2. Let the Right One In (2008) -- I don't really think this is a bias, but Swedish pop stars always entertain me to the nth degree. There were those vacuous little blondes that sang that 'Lucky Twice' song a few years ago that I found to be delectably melancholy in that techno-I've done a few uppers-dance all night kind of way. The same can be said for the recent group called September, that icy blonde woman named Petra singing "You'll Never See Me Again, So No One's Going To Cry For You." Oh, Petra. So, if you didn't guess it, my number two film for the year is from Sweden, the wonderful country of Ingmar Bergman, Lukas Moodysson, lingenberries, Svedka, and ABBA. This film is the sophomore effort of Tomas Alfredson (Four Shades of Brown) and I am excited to see more of his work. Let the Right One In tells the rather touching story of a lonely young boy named Oskar, who befriends a strange young child (the gender is a bit contestable) named Eli, who turns out to be a vampire. Part thriller, part love story, and part growing up drama, the film is stupendously awesome. Watch for a flash of Eli without undergarments and your skin might crawl. Apparently the novel this is based on explains this a bit more, but if unfamiliar with the source material, that's alright. See the original version as a Hollywood remake is already in the works for a 2010 release. Oh America. How we must bastardize.

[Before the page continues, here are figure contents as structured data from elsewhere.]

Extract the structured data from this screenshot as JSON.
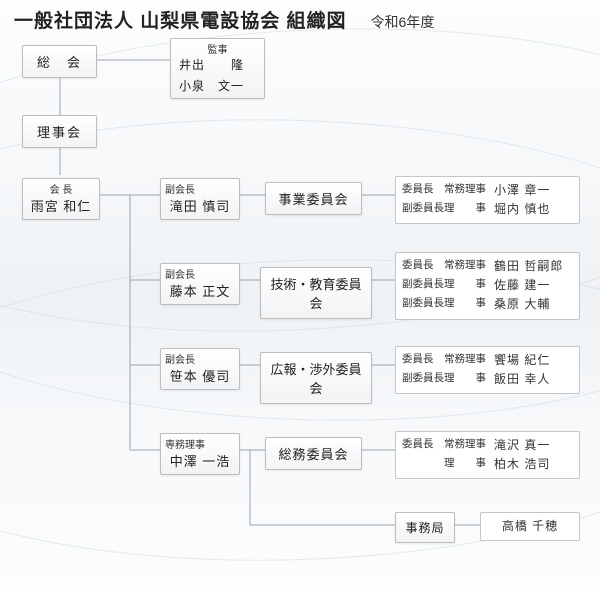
{
  "title": "一般社団法人 山梨県電設協会 組織図",
  "year": "令和6年度",
  "colors": {
    "node_border": "#bdbdbd",
    "node_bg_top": "#ffffff",
    "node_bg_bottom": "#f1f3f5",
    "line": "#9aa6ad",
    "text": "#222222"
  },
  "soukai": {
    "label": "総　会"
  },
  "auditor": {
    "role": "監事",
    "name1": "井出　　隆",
    "name2": "小泉　文一"
  },
  "rijikai": {
    "label": "理事会"
  },
  "president": {
    "role": "会 長",
    "name": "雨宮 和仁"
  },
  "vp1": {
    "role": "副会長",
    "name": "滝田 慎司"
  },
  "vp2": {
    "role": "副会長",
    "name": "藤本 正文"
  },
  "vp3": {
    "role": "副会長",
    "name": "笹本 優司"
  },
  "exec": {
    "role": "専務理事",
    "name": "中澤 一浩"
  },
  "committee1": {
    "label": "事業委員会"
  },
  "committee2": {
    "label": "技術・教育委員会"
  },
  "committee3": {
    "label": "広報・渉外委員会"
  },
  "committee4": {
    "label": "総務委員会"
  },
  "secretariat": {
    "label": "事務局"
  },
  "members1": {
    "rows": [
      {
        "r1": "委員長",
        "r2": "常務理事",
        "nm": "小澤 章一"
      },
      {
        "r1": "副委員長",
        "r2": "理　　事",
        "nm": "堀内 慎也"
      }
    ]
  },
  "members2": {
    "rows": [
      {
        "r1": "委員長",
        "r2": "常務理事",
        "nm": "鶴田 哲嗣郎"
      },
      {
        "r1": "副委員長",
        "r2": "理　　事",
        "nm": "佐藤 建一"
      },
      {
        "r1": "副委員長",
        "r2": "理　　事",
        "nm": "桑原 大輔"
      }
    ]
  },
  "members3": {
    "rows": [
      {
        "r1": "委員長",
        "r2": "常務理事",
        "nm": "饗場 紀仁"
      },
      {
        "r1": "副委員長",
        "r2": "理　　事",
        "nm": "飯田 幸人"
      }
    ]
  },
  "members4": {
    "rows": [
      {
        "r1": "委員長",
        "r2": "常務理事",
        "nm": "滝沢 真一"
      },
      {
        "r1": "",
        "r2": "理　　事",
        "nm": "柏木 浩司"
      }
    ]
  },
  "secretariat_member": {
    "nm": "高橋 千穂"
  }
}
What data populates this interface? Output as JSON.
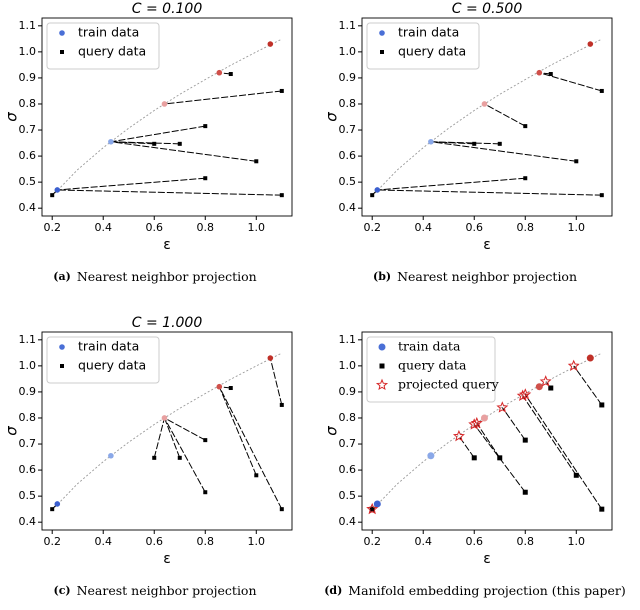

and my number one favorite film of 2008 is ----

something you probably never had the chance to see in the theater as it only played in about 3 cities (one of which was not my city) ---

1. Les Chansons D'Amour (2008) -- That's right, I'm having a movie night for it and I've already done the proverbial blog about it. Starring Ludivine Sagnier, Clotilde Hesme, Louis Garrel, and Chiara Mastroianni (daughter of Catherine Deneuve), and directed by Christophe Honore (Ma Mere; Dans Paris), I fell in love with this film. It's quirky, it's touching, it's fun, and a bit bi-sexual. One of my favorite days ever at the cinema was in Toronto, 2007, when I got to see this and immediately afterwards the World Premiere of The Girl in the Park with Sigourney Weaver (the bastard Weinsteins aren't giving Girl a theatrical release in this country, though it did in Great Britain).

And I have a film tied for number one. Yes my little darlings, one more little gem from the past year. It also went mostly ignored...

1A. The Life Before Her Eyes (2008) -- I know this received some mixed reviews, but this film stuck with me for a long time afterwards. Relating the story of a woman fifteen years after surviving a Columbine-like incident, the film stars Uma Thurman and Evan Rachel Wood as the central character at different ages. Eva Amurri (daughter of Susan Sarandon) co-stars. Directed by Vadim Perelman (House of Sand and Fog), who is now re-making Poltergeist, most likely because his excellent independent projects haven't made any money due to the fact that Americans don't like their cinema to make them think. Please see independent film if you insist on living in this country. And so, I have taken it upon myself to help spread the word. DVD sales are lucrative, right?

1 comment:

  1. How funny...I spent about half my shift at work tonight reading about that creepy Austrian man who locked his daughter in the cellar for twenty-four years. I also read that there is a musical coming out in Austria about his life called "Josef Fritzl Bed and Breakfast."

    Anyhow, I need to see "Savage Garden." Incest is the best!